«De quel plaisir ou de quelle volupté pourrai-je donc être là pour toi, quand il ne restera plus de moi, consumé par la pénitence, qu'une peau sèche sur un squelette aride? Ou toi, qui, m'ayant suivi dans la solitude, y seras toute plongée dans tes vœux et tes mortifications, quelle volupté pourras-tu m'offrir dans ces forêts? Mais alors, moi, te voyant la couleur effacée par le hâle du vent et la chaleur du soleil, ton corps si frêle épuisé de jeûnes et de pénitences, ce spectacle de ta peine dans les bois mettra le comble à mes souffrances.
«Demeure ici, tu n'auras point cessé pour cela d'habiter dans mon cœur; et, si tu restes ici, tu n'en seras pas, ma bien-aimée, plus éloignée de ma pensée!»
À ces mots, Râma se tut, bien décidé à ne pas conduire une femme si chère au milieu des bois; mais alors, vivement affligée et les yeux baignés de pleurs:
«Les inconvénients attachés au séjour des bois, répondit à ces paroles de son mari la triste Sîtâ, de qui les pleurs inondaient le visage; ces inconvénients, que tu viens d'énumérer, mon dévouement pour toi, cher et noble époux, les montre à mes yeux comme autant d'avantages. Le dieu Çatakratou lui-même n'est pas capable de m'enlever, défendue par ton bras: combien moins le pourraient tous ces animaux qui errent dans les forêts! Je n'ai aucune peur naturellement des lions, des tigres, des sangliers, ni des autres bêtes, dont tu m'as peint l'abord si redoutable au milieu des bois. Combien moins puis-je en redouter les dents ou le venin, si la force de ton bras étend sur moi sa défense! Mourir là d'ailleurs vaut mieux pour moi que vivre ici!
«Jadis, fils de Raghou, cette prédiction me fut donnée par des brahmes versés dans la connaissance des signes: «Ton sort, m'ont dit ces hommes véridiques, ton sort, jeune Sîtâ, est d'habiter quelque jour une forêt déserte.» Et moi, depuis ce temps où les devins m'ont tiré cet horoscope, j'ai senti continuellement s'agiter dans mon cœur un vif désir de passer ma vie au milieu des bois.
«Voici le moment arrivé; donne à la parole des brahmes toute sa vérité.
«Emmène-moi, fils de Raghou! car j'ai un désir bien grand d'habiter les forêts avec toi: je t'en supplie, courbant la tête! Dans un instant, s'il te plaît, tu vas me voir déjà prête, noble Raghouide, à partir. Ce pieux voyage à tes côtés dans les bois est mon brûlant désir.
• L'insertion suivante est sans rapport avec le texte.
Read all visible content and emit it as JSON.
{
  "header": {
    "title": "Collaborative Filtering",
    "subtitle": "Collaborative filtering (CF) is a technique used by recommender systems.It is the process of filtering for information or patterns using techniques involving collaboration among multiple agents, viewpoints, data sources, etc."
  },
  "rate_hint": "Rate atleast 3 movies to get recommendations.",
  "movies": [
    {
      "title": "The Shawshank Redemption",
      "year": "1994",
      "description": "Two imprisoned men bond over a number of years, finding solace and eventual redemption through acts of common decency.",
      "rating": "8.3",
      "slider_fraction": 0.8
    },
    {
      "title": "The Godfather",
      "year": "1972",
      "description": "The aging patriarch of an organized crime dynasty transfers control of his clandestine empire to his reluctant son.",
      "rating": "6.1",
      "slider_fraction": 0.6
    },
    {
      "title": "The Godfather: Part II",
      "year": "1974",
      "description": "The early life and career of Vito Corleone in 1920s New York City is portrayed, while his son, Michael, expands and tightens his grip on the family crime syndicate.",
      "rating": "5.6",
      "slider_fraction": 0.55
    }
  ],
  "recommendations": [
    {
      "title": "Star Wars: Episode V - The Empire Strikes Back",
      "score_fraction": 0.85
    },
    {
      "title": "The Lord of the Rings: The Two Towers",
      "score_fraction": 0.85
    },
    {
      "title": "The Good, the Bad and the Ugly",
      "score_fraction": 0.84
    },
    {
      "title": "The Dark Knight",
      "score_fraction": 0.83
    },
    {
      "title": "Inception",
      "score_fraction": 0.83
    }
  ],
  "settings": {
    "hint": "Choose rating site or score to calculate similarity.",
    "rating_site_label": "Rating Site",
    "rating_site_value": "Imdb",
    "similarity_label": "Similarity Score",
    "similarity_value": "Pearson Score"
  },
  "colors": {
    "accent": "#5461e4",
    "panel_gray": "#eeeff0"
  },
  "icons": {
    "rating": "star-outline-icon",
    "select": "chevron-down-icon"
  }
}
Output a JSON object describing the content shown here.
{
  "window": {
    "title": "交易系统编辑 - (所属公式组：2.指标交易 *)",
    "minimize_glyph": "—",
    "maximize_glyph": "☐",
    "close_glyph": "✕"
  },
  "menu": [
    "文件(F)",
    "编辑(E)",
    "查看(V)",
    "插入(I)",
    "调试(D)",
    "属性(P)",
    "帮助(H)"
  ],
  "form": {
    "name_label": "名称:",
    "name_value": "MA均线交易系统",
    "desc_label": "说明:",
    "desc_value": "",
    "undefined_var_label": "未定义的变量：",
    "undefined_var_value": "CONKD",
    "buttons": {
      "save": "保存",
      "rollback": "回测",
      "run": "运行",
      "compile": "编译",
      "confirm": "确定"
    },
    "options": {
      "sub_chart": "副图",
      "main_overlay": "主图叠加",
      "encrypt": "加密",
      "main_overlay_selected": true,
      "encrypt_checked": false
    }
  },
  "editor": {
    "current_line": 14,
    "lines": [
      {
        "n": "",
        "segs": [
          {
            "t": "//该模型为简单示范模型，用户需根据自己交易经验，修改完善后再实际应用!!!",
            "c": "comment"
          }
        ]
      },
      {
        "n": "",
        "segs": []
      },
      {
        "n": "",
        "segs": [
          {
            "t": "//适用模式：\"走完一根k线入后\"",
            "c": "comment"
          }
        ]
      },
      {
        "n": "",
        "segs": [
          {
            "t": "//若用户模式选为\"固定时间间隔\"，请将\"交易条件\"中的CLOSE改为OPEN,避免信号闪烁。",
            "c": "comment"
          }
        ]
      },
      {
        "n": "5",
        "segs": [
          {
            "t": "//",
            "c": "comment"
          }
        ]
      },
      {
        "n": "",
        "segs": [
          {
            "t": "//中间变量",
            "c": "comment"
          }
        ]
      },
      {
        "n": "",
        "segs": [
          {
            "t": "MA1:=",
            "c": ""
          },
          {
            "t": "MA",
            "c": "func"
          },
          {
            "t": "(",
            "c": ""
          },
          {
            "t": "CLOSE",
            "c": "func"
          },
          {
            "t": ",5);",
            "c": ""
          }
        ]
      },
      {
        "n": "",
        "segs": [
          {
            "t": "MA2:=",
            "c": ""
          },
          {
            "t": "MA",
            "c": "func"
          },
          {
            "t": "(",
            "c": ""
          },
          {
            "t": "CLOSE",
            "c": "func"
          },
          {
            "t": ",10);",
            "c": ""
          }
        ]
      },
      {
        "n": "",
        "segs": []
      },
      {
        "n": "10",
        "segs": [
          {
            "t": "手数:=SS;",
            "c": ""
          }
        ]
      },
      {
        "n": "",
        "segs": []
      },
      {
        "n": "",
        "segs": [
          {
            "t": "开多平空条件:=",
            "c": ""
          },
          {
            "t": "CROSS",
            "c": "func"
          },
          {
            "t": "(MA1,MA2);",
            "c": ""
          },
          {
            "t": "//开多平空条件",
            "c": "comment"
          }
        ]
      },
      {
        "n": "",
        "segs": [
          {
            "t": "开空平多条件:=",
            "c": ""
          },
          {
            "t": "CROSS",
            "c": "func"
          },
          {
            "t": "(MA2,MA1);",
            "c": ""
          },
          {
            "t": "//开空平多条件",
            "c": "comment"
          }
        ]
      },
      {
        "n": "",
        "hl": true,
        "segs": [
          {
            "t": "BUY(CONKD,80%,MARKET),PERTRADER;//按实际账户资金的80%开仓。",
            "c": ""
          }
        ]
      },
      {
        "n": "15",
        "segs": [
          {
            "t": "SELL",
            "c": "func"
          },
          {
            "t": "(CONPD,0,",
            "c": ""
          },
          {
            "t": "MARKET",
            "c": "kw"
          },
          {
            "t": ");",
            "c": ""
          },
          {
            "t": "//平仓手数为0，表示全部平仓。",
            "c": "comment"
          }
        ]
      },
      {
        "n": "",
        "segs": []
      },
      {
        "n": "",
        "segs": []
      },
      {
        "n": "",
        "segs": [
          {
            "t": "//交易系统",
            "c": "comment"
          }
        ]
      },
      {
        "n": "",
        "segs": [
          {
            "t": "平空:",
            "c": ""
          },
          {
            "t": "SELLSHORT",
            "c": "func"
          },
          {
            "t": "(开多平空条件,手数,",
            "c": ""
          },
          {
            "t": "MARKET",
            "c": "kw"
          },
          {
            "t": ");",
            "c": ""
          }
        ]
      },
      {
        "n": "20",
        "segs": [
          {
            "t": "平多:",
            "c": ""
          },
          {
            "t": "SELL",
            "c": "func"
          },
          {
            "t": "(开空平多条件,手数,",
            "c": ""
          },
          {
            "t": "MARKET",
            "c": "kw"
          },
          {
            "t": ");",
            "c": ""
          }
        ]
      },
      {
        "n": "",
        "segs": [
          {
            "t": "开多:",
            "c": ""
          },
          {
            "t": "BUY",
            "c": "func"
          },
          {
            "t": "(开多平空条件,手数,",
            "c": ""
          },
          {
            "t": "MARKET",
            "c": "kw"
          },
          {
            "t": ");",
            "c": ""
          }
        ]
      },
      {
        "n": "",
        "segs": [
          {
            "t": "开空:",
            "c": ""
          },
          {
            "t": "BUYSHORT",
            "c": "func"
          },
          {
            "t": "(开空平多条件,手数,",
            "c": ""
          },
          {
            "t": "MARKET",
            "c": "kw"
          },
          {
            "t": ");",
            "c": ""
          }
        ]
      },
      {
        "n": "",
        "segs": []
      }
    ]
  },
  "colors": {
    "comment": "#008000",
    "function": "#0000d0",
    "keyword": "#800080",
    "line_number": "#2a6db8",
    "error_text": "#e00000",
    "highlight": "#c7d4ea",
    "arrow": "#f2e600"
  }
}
«Je suis déterminée à te suivre; mais, si tu refuses que j'accompagne ta marche, je le dis en vérité, et tes pieds, que je touche, m'en seront témoins, j'aurai bientôt cessé d'être, n'en doute pas!»
À ces mots, prononcés d'un accent mélodieux, la belle Mithilienne au doux parler, triste, navrée de sa douleur, tout enveloppée à la fois de colère et de chagrin, éclata en pleurs, arrosant le désespoir avec les gouttes brûlantes de ses larmes.
Quoiqu'elle fût ainsi tourmentée, larmoyante, amèrement désolée, Râma ne se décida pas encore à lui permettre de partager son exil; mais il arrêta ses yeux un instant sur l'amante éplorée, baissa la tête et se mit à rêver, considérant sous plusieurs faces les peines semées dans un séjour au milieu des bois.